Saltando altre epoche storiche, non posso fare a meno di citare la peste bubbonica “che il tribunale della sanità aveva temuto che potesse entrare con le bande alemanne nel milanese ( I promessi sposi, capitolo XXXI).  L’epidemia, oggi nota come peste manzoniana, produsse migliaia di vittime in tutta Italia e, specialmente, in Lombardia. Si stima che nell’Italia Settentrionale morirono oltre un milione di persone. Pare che la peste abbia iniziato il suo percorso, almeno secondo il Manzoni che si rifà al protofisico Lodovico Settala, “…nella terra di Chiuso (l’ultima del territorio di Lecco, e confinante col bergamasco”). “Era in quel giorno morta di peste, tra gli altri, un’intera famigliaNell’ora del maggior concorso in mezzo alle carrozze, i cadaveri di quella famiglia furono, d’ordine della Sanità, condotti al cimitero suddetto, sur un carro, ignudi, affinchè la folla potesse vedere in essi il marchio manifesto della pestilenza”. Lo spettacolo che ci offre il Manzoni ci ricorda il trasporto, su carri, di cadaveri che non potevano essere sepolti nel modo consueto. Come oggi. Almeno stando alle notizie di cronaca. Con la sola differenza che oggi il trasporto avviene su mezzi motorizzati.

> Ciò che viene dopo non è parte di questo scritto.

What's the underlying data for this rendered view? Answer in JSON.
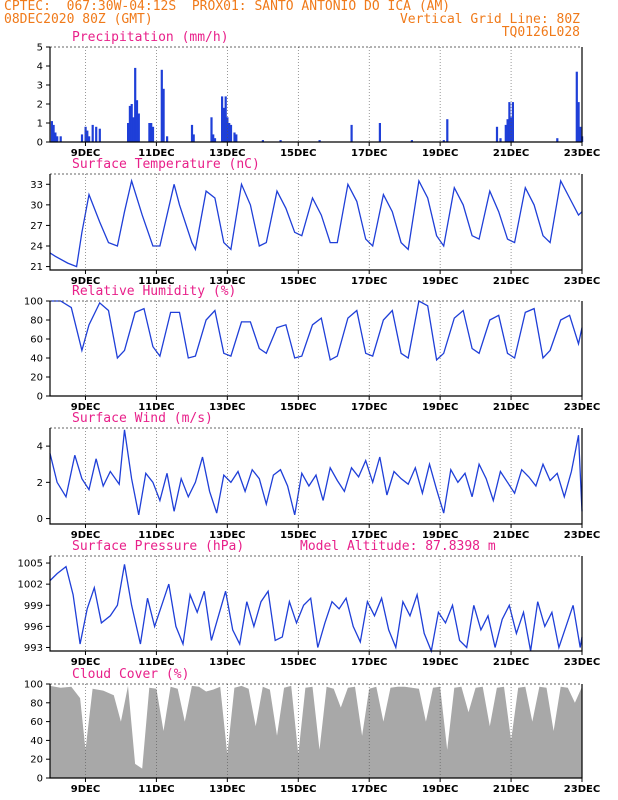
{
  "header": {
    "line1_left": "CPTEC:  067:30W-04:12S  PROX01: SANTO ANTONIO DO ICA (AM)",
    "line2_left": "08DEC2020 80Z (GMT)",
    "line2_right": "Vertical Grid Line: 80Z",
    "line3_right": "TQ0126L028"
  },
  "model_altitude_label": "Model Altitude: 87.8398 m",
  "colors": {
    "header": "#f07a1a",
    "title": "#e8208a",
    "series": "#1f3fd8",
    "cloud": "#a8a8a8"
  },
  "chart_data": [
    {
      "id": "precip",
      "type": "bar",
      "title": "Precipitation (mm/h)",
      "ylim": [
        0,
        5
      ],
      "yticks": [
        0,
        1,
        2,
        3,
        4,
        5
      ],
      "xticks": [
        "9DEC",
        "11DEC",
        "13DEC",
        "15DEC",
        "17DEC",
        "19DEC",
        "21DEC",
        "23DEC"
      ],
      "xrange_days": [
        8.0,
        23.0
      ],
      "values": [
        [
          8.05,
          1.1
        ],
        [
          8.1,
          0.9
        ],
        [
          8.15,
          0.5
        ],
        [
          8.2,
          0.3
        ],
        [
          8.3,
          0.3
        ],
        [
          8.9,
          0.4
        ],
        [
          9.0,
          0.8
        ],
        [
          9.05,
          0.6
        ],
        [
          9.1,
          0.3
        ],
        [
          9.2,
          0.9
        ],
        [
          9.3,
          0.8
        ],
        [
          9.4,
          0.7
        ],
        [
          10.2,
          1.0
        ],
        [
          10.25,
          1.9
        ],
        [
          10.3,
          2.0
        ],
        [
          10.35,
          1.3
        ],
        [
          10.4,
          3.9
        ],
        [
          10.45,
          2.2
        ],
        [
          10.5,
          1.5
        ],
        [
          10.8,
          1.0
        ],
        [
          10.85,
          1.0
        ],
        [
          10.9,
          0.8
        ],
        [
          11.15,
          3.8
        ],
        [
          11.2,
          2.8
        ],
        [
          11.3,
          0.3
        ],
        [
          12.0,
          0.9
        ],
        [
          12.05,
          0.4
        ],
        [
          12.55,
          1.3
        ],
        [
          12.6,
          0.4
        ],
        [
          12.65,
          0.2
        ],
        [
          12.85,
          2.4
        ],
        [
          12.9,
          1.8
        ],
        [
          12.95,
          2.4
        ],
        [
          13.0,
          1.3
        ],
        [
          13.05,
          1.0
        ],
        [
          13.1,
          0.9
        ],
        [
          13.2,
          0.5
        ],
        [
          13.25,
          0.4
        ],
        [
          14.0,
          0.1
        ],
        [
          14.5,
          0.1
        ],
        [
          15.6,
          0.1
        ],
        [
          16.5,
          0.9
        ],
        [
          17.3,
          1.0
        ],
        [
          18.2,
          0.1
        ],
        [
          19.1,
          0.1
        ],
        [
          19.2,
          1.2
        ],
        [
          20.6,
          0.8
        ],
        [
          20.7,
          0.2
        ],
        [
          20.85,
          0.9
        ],
        [
          20.9,
          1.2
        ],
        [
          20.95,
          2.1
        ],
        [
          21.0,
          1.3
        ],
        [
          21.05,
          2.1
        ],
        [
          22.3,
          0.2
        ],
        [
          22.85,
          3.7
        ],
        [
          22.9,
          2.1
        ],
        [
          22.95,
          0.8
        ],
        [
          23.0,
          0.3
        ]
      ]
    },
    {
      "id": "temp",
      "type": "line",
      "title": "Surface Temperature (nC)",
      "ylim": [
        20.5,
        34.5
      ],
      "yticks": [
        21,
        24,
        27,
        30,
        33
      ],
      "xticks": [
        "9DEC",
        "11DEC",
        "13DEC",
        "15DEC",
        "17DEC",
        "19DEC",
        "21DEC",
        "23DEC"
      ],
      "xrange_days": [
        8.0,
        23.0
      ],
      "x": [
        8.0,
        8.15,
        8.5,
        8.75,
        8.9,
        9.1,
        9.4,
        9.65,
        9.9,
        10.1,
        10.3,
        10.6,
        10.9,
        11.1,
        11.5,
        11.65,
        12.0,
        12.1,
        12.4,
        12.65,
        12.9,
        13.1,
        13.4,
        13.65,
        13.9,
        14.1,
        14.4,
        14.65,
        14.9,
        15.1,
        15.4,
        15.65,
        15.9,
        16.1,
        16.4,
        16.65,
        16.9,
        17.1,
        17.4,
        17.65,
        17.9,
        18.1,
        18.4,
        18.65,
        18.9,
        19.1,
        19.4,
        19.65,
        19.9,
        20.1,
        20.4,
        20.65,
        20.9,
        21.1,
        21.4,
        21.65,
        21.9,
        22.1,
        22.4,
        22.65,
        22.9,
        23.0
      ],
      "values": [
        23.0,
        22.5,
        21.5,
        21.0,
        26.0,
        31.5,
        27.5,
        24.5,
        24.0,
        29.0,
        33.5,
        28.5,
        24.0,
        24.0,
        33.0,
        30.0,
        24.5,
        23.5,
        32.0,
        31.0,
        24.5,
        23.5,
        33.0,
        30.0,
        24.0,
        24.5,
        32.0,
        29.5,
        26.0,
        25.5,
        31.0,
        28.5,
        24.5,
        24.5,
        33.0,
        30.5,
        25.0,
        24.0,
        31.5,
        29.0,
        24.5,
        23.5,
        33.5,
        31.0,
        25.5,
        24.0,
        32.5,
        30.0,
        25.5,
        25.0,
        32.0,
        29.0,
        25.0,
        24.5,
        32.5,
        30.0,
        25.5,
        24.5,
        33.5,
        31.0,
        28.5,
        29.0
      ]
    },
    {
      "id": "rh",
      "type": "line",
      "title": "Relative Humidity (%)",
      "ylim": [
        0,
        100
      ],
      "yticks": [
        0,
        20,
        40,
        60,
        80,
        100
      ],
      "xticks": [
        "9DEC",
        "11DEC",
        "13DEC",
        "15DEC",
        "17DEC",
        "19DEC",
        "21DEC",
        "23DEC"
      ],
      "xrange_days": [
        8.0,
        23.0
      ],
      "x": [
        8.0,
        8.3,
        8.6,
        8.9,
        9.1,
        9.4,
        9.65,
        9.9,
        10.1,
        10.4,
        10.65,
        10.9,
        11.1,
        11.4,
        11.65,
        11.9,
        12.1,
        12.4,
        12.65,
        12.9,
        13.1,
        13.4,
        13.65,
        13.9,
        14.1,
        14.4,
        14.65,
        14.9,
        15.1,
        15.4,
        15.65,
        15.9,
        16.1,
        16.4,
        16.65,
        16.9,
        17.1,
        17.4,
        17.65,
        17.9,
        18.1,
        18.4,
        18.65,
        18.9,
        19.1,
        19.4,
        19.65,
        19.9,
        20.1,
        20.4,
        20.65,
        20.9,
        21.1,
        21.4,
        21.65,
        21.9,
        22.1,
        22.4,
        22.65,
        22.9,
        23.0
      ],
      "values": [
        100,
        100,
        93,
        48,
        75,
        98,
        90,
        40,
        48,
        88,
        92,
        52,
        42,
        88,
        88,
        40,
        42,
        80,
        90,
        45,
        42,
        78,
        78,
        50,
        45,
        72,
        75,
        40,
        42,
        75,
        82,
        38,
        42,
        82,
        90,
        45,
        42,
        80,
        90,
        45,
        40,
        100,
        95,
        38,
        45,
        82,
        90,
        50,
        45,
        80,
        85,
        45,
        40,
        88,
        92,
        40,
        48,
        80,
        85,
        55,
        72
      ]
    },
    {
      "id": "wind",
      "type": "line",
      "title": "Surface Wind (m/s)",
      "ylim": [
        -0.3,
        5
      ],
      "yticks": [
        0,
        2,
        4
      ],
      "xticks": [
        "9DEC",
        "11DEC",
        "13DEC",
        "15DEC",
        "17DEC",
        "19DEC",
        "21DEC",
        "23DEC"
      ],
      "xrange_days": [
        8.0,
        23.0
      ],
      "x": [
        8.0,
        8.2,
        8.45,
        8.7,
        8.9,
        9.1,
        9.3,
        9.5,
        9.7,
        9.95,
        10.1,
        10.3,
        10.5,
        10.7,
        10.9,
        11.1,
        11.3,
        11.5,
        11.7,
        11.9,
        12.1,
        12.3,
        12.5,
        12.7,
        12.9,
        13.1,
        13.3,
        13.5,
        13.7,
        13.9,
        14.1,
        14.3,
        14.5,
        14.7,
        14.9,
        15.1,
        15.3,
        15.5,
        15.7,
        15.9,
        16.1,
        16.3,
        16.5,
        16.7,
        16.9,
        17.1,
        17.3,
        17.5,
        17.7,
        17.9,
        18.1,
        18.3,
        18.5,
        18.7,
        18.9,
        19.1,
        19.3,
        19.5,
        19.7,
        19.9,
        20.1,
        20.3,
        20.5,
        20.7,
        20.9,
        21.1,
        21.3,
        21.5,
        21.7,
        21.9,
        22.1,
        22.3,
        22.5,
        22.7,
        22.9,
        23.0
      ],
      "values": [
        3.6,
        2.0,
        1.2,
        3.5,
        2.2,
        1.6,
        3.3,
        1.8,
        2.6,
        1.9,
        4.9,
        2.2,
        0.2,
        2.5,
        2.0,
        1.0,
        2.5,
        0.4,
        2.2,
        1.2,
        2.0,
        3.4,
        1.5,
        0.3,
        2.4,
        2.0,
        2.6,
        1.5,
        2.7,
        2.2,
        0.8,
        2.4,
        2.7,
        1.8,
        0.2,
        2.5,
        1.8,
        2.4,
        1.0,
        2.8,
        2.1,
        1.5,
        2.8,
        2.3,
        3.2,
        2.0,
        3.4,
        1.3,
        2.6,
        2.2,
        1.9,
        2.8,
        1.4,
        3.0,
        1.6,
        0.3,
        2.7,
        2.0,
        2.5,
        1.2,
        3.0,
        2.2,
        1.0,
        2.6,
        2.0,
        1.4,
        2.7,
        2.3,
        1.8,
        3.0,
        2.1,
        2.5,
        1.2,
        2.6,
        4.6,
        0.4
      ]
    },
    {
      "id": "pres",
      "type": "line",
      "title": "Surface Pressure (hPa)",
      "ylim": [
        992.5,
        1006
      ],
      "yticks": [
        993,
        996,
        999,
        1002,
        1005
      ],
      "xticks": [
        "9DEC",
        "11DEC",
        "13DEC",
        "15DEC",
        "17DEC",
        "19DEC",
        "21DEC",
        "23DEC"
      ],
      "xrange_days": [
        8.0,
        23.0
      ],
      "x": [
        8.0,
        8.2,
        8.45,
        8.65,
        8.85,
        9.05,
        9.25,
        9.45,
        9.7,
        9.9,
        10.1,
        10.3,
        10.55,
        10.75,
        10.95,
        11.15,
        11.35,
        11.55,
        11.75,
        11.95,
        12.15,
        12.35,
        12.55,
        12.75,
        12.95,
        13.15,
        13.35,
        13.55,
        13.75,
        13.95,
        14.15,
        14.35,
        14.55,
        14.75,
        14.95,
        15.15,
        15.35,
        15.55,
        15.75,
        15.95,
        16.15,
        16.35,
        16.55,
        16.75,
        16.95,
        17.15,
        17.35,
        17.55,
        17.75,
        17.95,
        18.15,
        18.35,
        18.55,
        18.75,
        18.95,
        19.15,
        19.35,
        19.55,
        19.75,
        19.95,
        20.15,
        20.35,
        20.55,
        20.75,
        20.95,
        21.15,
        21.35,
        21.55,
        21.75,
        21.95,
        22.15,
        22.35,
        22.55,
        22.75,
        22.95,
        23.0
      ],
      "values": [
        1002.5,
        1003.5,
        1004.5,
        1000.5,
        993.5,
        998.5,
        1001.5,
        996.5,
        997.5,
        999.0,
        1004.8,
        999.0,
        993.5,
        1000.0,
        996.0,
        999.0,
        1002.0,
        996.0,
        993.5,
        1000.5,
        998.0,
        1001.0,
        994.0,
        997.5,
        1001.0,
        995.5,
        993.5,
        999.5,
        996.0,
        999.5,
        1001.0,
        994.0,
        994.5,
        999.5,
        996.5,
        999.0,
        1000.0,
        993.0,
        996.5,
        999.5,
        998.5,
        1000.0,
        996.0,
        993.8,
        999.5,
        997.5,
        1000.0,
        995.5,
        993.0,
        999.5,
        997.5,
        1000.5,
        995.0,
        992.5,
        998.0,
        996.5,
        999.0,
        994.0,
        993.0,
        999.0,
        995.5,
        997.5,
        993.0,
        997.0,
        999.0,
        995.0,
        998.0,
        992.5,
        999.5,
        996.0,
        998.0,
        993.0,
        996.0,
        999.0,
        993.0,
        994.5
      ]
    },
    {
      "id": "cloud",
      "type": "area",
      "title": "Cloud Cover (%)",
      "ylim": [
        0,
        100
      ],
      "yticks": [
        0,
        20,
        40,
        60,
        80,
        100
      ],
      "xticks": [
        "9DEC",
        "11DEC",
        "13DEC",
        "15DEC",
        "17DEC",
        "19DEC",
        "21DEC",
        "23DEC"
      ],
      "xrange_days": [
        8.0,
        23.0
      ],
      "x": [
        8.0,
        8.3,
        8.6,
        8.85,
        9.0,
        9.2,
        9.5,
        9.8,
        10.0,
        10.2,
        10.4,
        10.6,
        10.8,
        11.0,
        11.2,
        11.4,
        11.6,
        11.8,
        12.0,
        12.2,
        12.4,
        12.6,
        12.8,
        13.0,
        13.2,
        13.4,
        13.6,
        13.8,
        14.0,
        14.2,
        14.4,
        14.6,
        14.8,
        15.0,
        15.2,
        15.4,
        15.6,
        15.8,
        16.0,
        16.2,
        16.4,
        16.6,
        16.8,
        17.0,
        17.2,
        17.4,
        17.6,
        17.8,
        18.0,
        18.2,
        18.4,
        18.6,
        18.8,
        19.0,
        19.2,
        19.4,
        19.6,
        19.8,
        20.0,
        20.2,
        20.4,
        20.6,
        20.8,
        21.0,
        21.2,
        21.4,
        21.6,
        21.8,
        22.0,
        22.2,
        22.4,
        22.6,
        22.8,
        23.0
      ],
      "values": [
        98,
        96,
        97,
        85,
        30,
        95,
        93,
        88,
        60,
        98,
        15,
        10,
        96,
        95,
        50,
        97,
        95,
        60,
        98,
        97,
        92,
        94,
        97,
        25,
        96,
        98,
        95,
        55,
        97,
        94,
        45,
        96,
        98,
        25,
        96,
        97,
        30,
        97,
        95,
        75,
        96,
        97,
        45,
        95,
        97,
        60,
        96,
        97,
        97,
        96,
        95,
        60,
        96,
        97,
        30,
        96,
        97,
        70,
        96,
        97,
        55,
        96,
        97,
        40,
        96,
        97,
        60,
        97,
        96,
        50,
        97,
        96,
        80,
        97
      ]
    }
  ]
}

Altre epidemie precedettero e seguirono quella sotto il nome della peste bubbonica. Ricordo la pandemia del 1918-1920 che si diffuse in Italia provocando oltre 400.000 morti. Altre ne seguirono, conosciute con nomi diversi (sars, aviaria e simili) e altre ancora seguiranno. Spero solo che la diffusione dell’attuale pandemia insegni qualcosa. A mio avviso bisogna rivedere le competenze regionali in materia sanitaria, emanare leggi severe per combattere la corruzione e l’evasione fiscale per recuperare risorse che consentano di migliorare le strutture sanitarie pubbliche. Convincere i nostri concittadini che la corruzione e l’evasione fiscale non si esauriscono nel furto, ma si allargano a conseguenze perniciose sulla nostra salute, la salute di tutti noi, sottraendo risorse necessarie per mantenere e migliorare i servizi pubblici che vengono erogati a tutti, compresi i disonesti.